Enrollment in Washington, D.C. public schools and charter schools increased 2.3 percent in the past academic year to a total of 87,344 students, according to figures released February by the Office of the State Superintendent of Education
The increase is part of a seven-year consecutive trend of growing enrollment. 48,439 students are now registered in public schools and 38,905 are enrolled in charter schools.
State Superintendent of Education Hanseul Kang attributed the increase in enrollment to the accomplishments of DCPS.
“Year after year, more families choose public schools in the District of Columbia, which is a testament to the amazing work of our teachers, school leaders and staff,” Kang said to The Washington Post. “I look forward to seeing this trend continue as we dig deeper into the important work of improving the quality of public education in the District.”
McCourt School of Public Policy Research Fellow Thomas Toch, who specializes in education, explained his theories on what could be driving the trend.
“It is a reflection of the growing population in the District,” Toch said. “There is a immigration of mostly younger, affluent people. A lot of millennials are moving to D.C. and they tend to have young children and they are tending to live in areas that they would not have been in in the past.”
Toch said another important aspect of the recent developments is demographic, highlighting the fact that many of the millennials migrating into the city are white.
“There is a chance with this influx of new students to create a more integrated school system,” Toch said. “It’s unclear whether that will happen, but this could be the start of a very interesting evolution of racial dynamics in the city, moving away from what has been a largely segregated landscape in the past, and that could be very encouraging.”
Toch highlighted increased parental interest in their children’s education as a potential consequence of the rise in enrollment and demographic shifts in the school system,
“Many of these new parents with kids in the DCPS are younger, well-educated and are people for whom a good education is particularly important,” Toch said. “One consequence is likely to be that there will be a good deal of parental engagement in schools and the pressure will be on schools to perform in the same way that more affluent families who tend to send their kids to private school bring a great pressure to bear on independent schools.”
However, Georgetown government associate professor Douglas Reed predicts D.C.public schools will face hardships if the increased enrollment patterns continue.
“I think that one of the things going forward that is going to be interesting is if this growth continues and if the D.C. real estate market continues to be as dynamic as it is, finding sites for schools if they’re going to build new ones could in the foreseeable future be a challenge,” Reed said.
Reed said that a possible solution to this would be increased collaboration between the different types of schools that fall under the DCPS umbrella.
“You have traditional neighborhood schools, the charter schools and then you also maybe have some themes from magnet schools that blend in too,” Reed said. “I think that they should make a greater push for collaboration between charter and public schools and this is hard to do because charter schools are very much operating with their own objective and mission.”
Reed added that one of the biggest problems DCPS faces is the achievement gap.
“To the extent that poor kids are not achieving at the same rate as middle class or upper middle class kids, this is a hard problem to solve nationally, not just in the District,” Reed said. “They have done somewhat better in terms of test score outcomes, but this may just be a function of how they are getting a more middle class and affluent student body.”
McCourt School of Public Policy Research professor Jeff Strohl discussed the growing appeal of living in the District.
“People have found that the resurgence of the inner city of D.C. is attractive.
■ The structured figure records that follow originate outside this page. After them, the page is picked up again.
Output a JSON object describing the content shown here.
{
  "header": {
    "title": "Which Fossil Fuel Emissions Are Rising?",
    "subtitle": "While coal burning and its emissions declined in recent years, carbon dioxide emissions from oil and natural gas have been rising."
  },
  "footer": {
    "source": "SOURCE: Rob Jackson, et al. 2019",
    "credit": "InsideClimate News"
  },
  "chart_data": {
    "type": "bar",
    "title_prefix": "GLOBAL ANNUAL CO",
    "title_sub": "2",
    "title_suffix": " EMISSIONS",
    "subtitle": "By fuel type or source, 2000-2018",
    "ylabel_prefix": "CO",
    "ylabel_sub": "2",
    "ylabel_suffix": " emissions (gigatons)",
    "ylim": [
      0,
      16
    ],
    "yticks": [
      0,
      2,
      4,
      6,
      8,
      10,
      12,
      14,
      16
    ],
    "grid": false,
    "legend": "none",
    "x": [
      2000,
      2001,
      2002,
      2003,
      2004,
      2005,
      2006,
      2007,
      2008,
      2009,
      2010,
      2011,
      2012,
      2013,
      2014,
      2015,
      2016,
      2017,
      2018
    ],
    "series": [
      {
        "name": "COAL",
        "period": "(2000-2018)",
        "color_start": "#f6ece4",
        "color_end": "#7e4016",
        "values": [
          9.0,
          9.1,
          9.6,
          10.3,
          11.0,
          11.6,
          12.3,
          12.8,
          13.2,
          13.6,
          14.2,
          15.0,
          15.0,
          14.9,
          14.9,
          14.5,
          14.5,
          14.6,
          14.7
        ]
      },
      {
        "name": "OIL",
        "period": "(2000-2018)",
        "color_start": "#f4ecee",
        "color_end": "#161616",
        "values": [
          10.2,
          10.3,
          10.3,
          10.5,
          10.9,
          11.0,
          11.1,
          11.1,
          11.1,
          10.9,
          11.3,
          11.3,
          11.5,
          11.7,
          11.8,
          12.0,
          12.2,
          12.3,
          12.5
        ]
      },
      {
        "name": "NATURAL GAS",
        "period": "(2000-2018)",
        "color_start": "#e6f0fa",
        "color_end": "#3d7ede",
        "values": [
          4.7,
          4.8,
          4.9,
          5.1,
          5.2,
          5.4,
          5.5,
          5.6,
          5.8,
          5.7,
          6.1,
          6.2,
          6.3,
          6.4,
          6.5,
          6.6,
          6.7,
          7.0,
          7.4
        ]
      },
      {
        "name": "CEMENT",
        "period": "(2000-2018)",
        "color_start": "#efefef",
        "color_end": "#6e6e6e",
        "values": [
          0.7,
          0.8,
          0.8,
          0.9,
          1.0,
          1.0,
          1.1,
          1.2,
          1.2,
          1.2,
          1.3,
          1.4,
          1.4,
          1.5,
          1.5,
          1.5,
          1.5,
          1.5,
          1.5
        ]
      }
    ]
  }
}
The city has definitely become more attractive over time,” Stohl said. “You have to keep in mind that Washington D.C., at one point in the nineties, was the murder capital of the country.”
According to Strohl, current demographic structures put underprivileged populations at a disadvantage in the school system.
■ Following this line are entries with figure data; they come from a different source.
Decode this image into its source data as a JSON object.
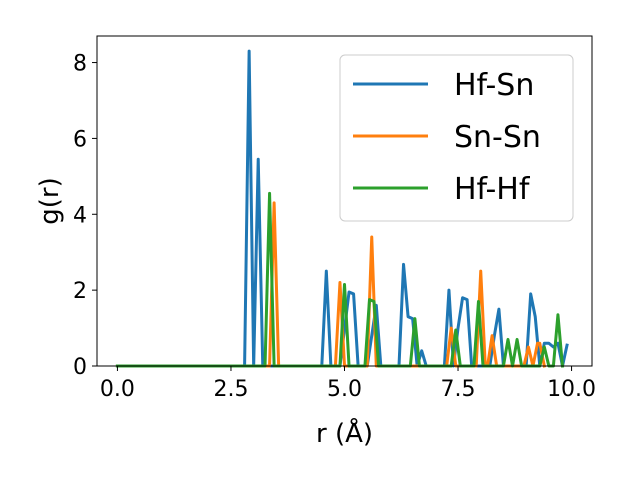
{
  "chart_data": {
    "type": "line",
    "title": "",
    "xlabel": "r (Å)",
    "ylabel": "g(r)",
    "xlim": [
      -0.45,
      10.45
    ],
    "ylim": [
      0,
      8.7
    ],
    "xticks": [
      "0.0",
      "2.5",
      "5.0",
      "7.5",
      "10.0"
    ],
    "yticks": [
      "0",
      "2",
      "4",
      "6",
      "8"
    ],
    "grid": false,
    "legend_position": "top-right",
    "series": [
      {
        "name": "Hf-Sn",
        "color": "#1f77b4",
        "x": [
          0,
          2.8,
          2.9,
          3.0,
          3.1,
          3.2,
          4.5,
          4.6,
          4.7,
          4.9,
          5.1,
          5.2,
          5.3,
          5.5,
          5.7,
          5.8,
          5.9,
          6.2,
          6.3,
          6.4,
          6.5,
          6.6,
          6.7,
          6.8,
          7.2,
          7.3,
          7.4,
          7.5,
          7.6,
          7.7,
          7.8,
          7.9,
          8.2,
          8.3,
          8.4,
          8.5,
          8.6,
          8.7,
          9.0,
          9.1,
          9.2,
          9.3,
          9.4,
          9.5,
          9.6,
          9.7,
          9.8,
          9.9
        ],
        "y": [
          0,
          0,
          8.3,
          0,
          5.45,
          0,
          0,
          2.5,
          0,
          0,
          1.95,
          1.9,
          0,
          0,
          1.6,
          0,
          0,
          0,
          2.68,
          1.3,
          1.25,
          0,
          0.4,
          0,
          0,
          2.0,
          0,
          1.0,
          1.8,
          1.75,
          0,
          0,
          0,
          0.8,
          1.5,
          0,
          0,
          0,
          0,
          1.9,
          1.3,
          0,
          0.6,
          0.6,
          0.5,
          0.6,
          0,
          0.55
        ]
      },
      {
        "name": "Sn-Sn",
        "color": "#ff7f0e",
        "x": [
          0,
          3.35,
          3.45,
          3.55,
          4.8,
          4.9,
          5.0,
          5.5,
          5.6,
          5.7,
          7.25,
          7.35,
          7.45,
          7.9,
          8.0,
          8.1,
          8.15,
          8.25,
          8.35,
          8.95,
          9.05,
          9.15,
          9.25,
          9.3,
          9.4
        ],
        "y": [
          0,
          0,
          4.3,
          0,
          0,
          2.2,
          0,
          0,
          3.4,
          0,
          0,
          1.0,
          0,
          0,
          2.5,
          0,
          0,
          0.8,
          0,
          0,
          0.5,
          0,
          0.6,
          0.6,
          0
        ]
      },
      {
        "name": "Hf-Hf",
        "color": "#2ca02c",
        "x": [
          0,
          3.25,
          3.35,
          3.45,
          4.9,
          5.0,
          5.1,
          5.45,
          5.55,
          5.65,
          5.75,
          5.85,
          6.45,
          6.55,
          6.65,
          7.35,
          7.45,
          7.55,
          7.85,
          7.95,
          8.05,
          8.5,
          8.6,
          8.7,
          8.8,
          8.9,
          9.3,
          9.4,
          9.5,
          9.6,
          9.7,
          9.8
        ],
        "y": [
          0,
          0,
          4.55,
          0,
          0,
          2.15,
          0,
          0,
          1.75,
          1.7,
          0,
          0,
          0,
          1.25,
          0,
          0,
          0.95,
          0,
          0,
          1.7,
          0,
          0,
          0.7,
          0,
          0.7,
          0,
          0,
          0.5,
          0,
          0,
          1.35,
          0
        ]
      }
    ]
  }
}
“The critical demand is on improved schooling and on improved inclusion,” Stohl said. “There is always a problem in Washington of demographic segregation and it’s going to be a continual problem to ensure that the affluent voices on school issues still lead to inclusive and positive impacts for the disadvantaged portions of the population.”
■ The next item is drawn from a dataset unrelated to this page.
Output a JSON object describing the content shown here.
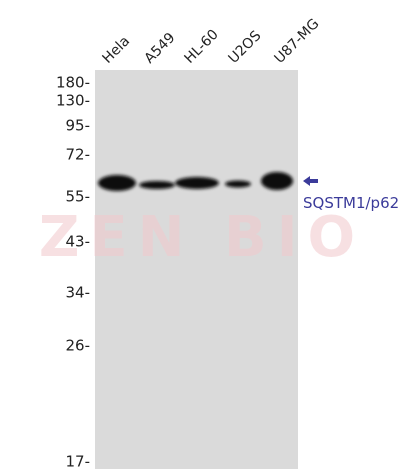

Strohl added there are still many issues in the District’s public schools, despite the increased enrollment.
“The school system is in a very weird place because it is being yanked into the present by these demographic changes that are led by a very vocal affluent population that is demanding that the public school system deliver a high quality education, and the school system is going to take awhile to catch up,” Stohl said.
However, Reed highlighted the improvements that have been made in the school system.
“The schools have done better in terms of organization and school facilities,” Reed said. “They have done a really great job improving the central administration and the physical climate of schools and so they look great and those are some really compelling reasons to be in D.C. schools.”
Strohl also emphasized the achievements indicated by the increased enrollment for DCPS.
“Overall it is a sign of strength and it’s a sign of growth,” Strohl said. “I think that growing enrollments show that maybe D.C. public schools have really turned a corner over the last 10 years.”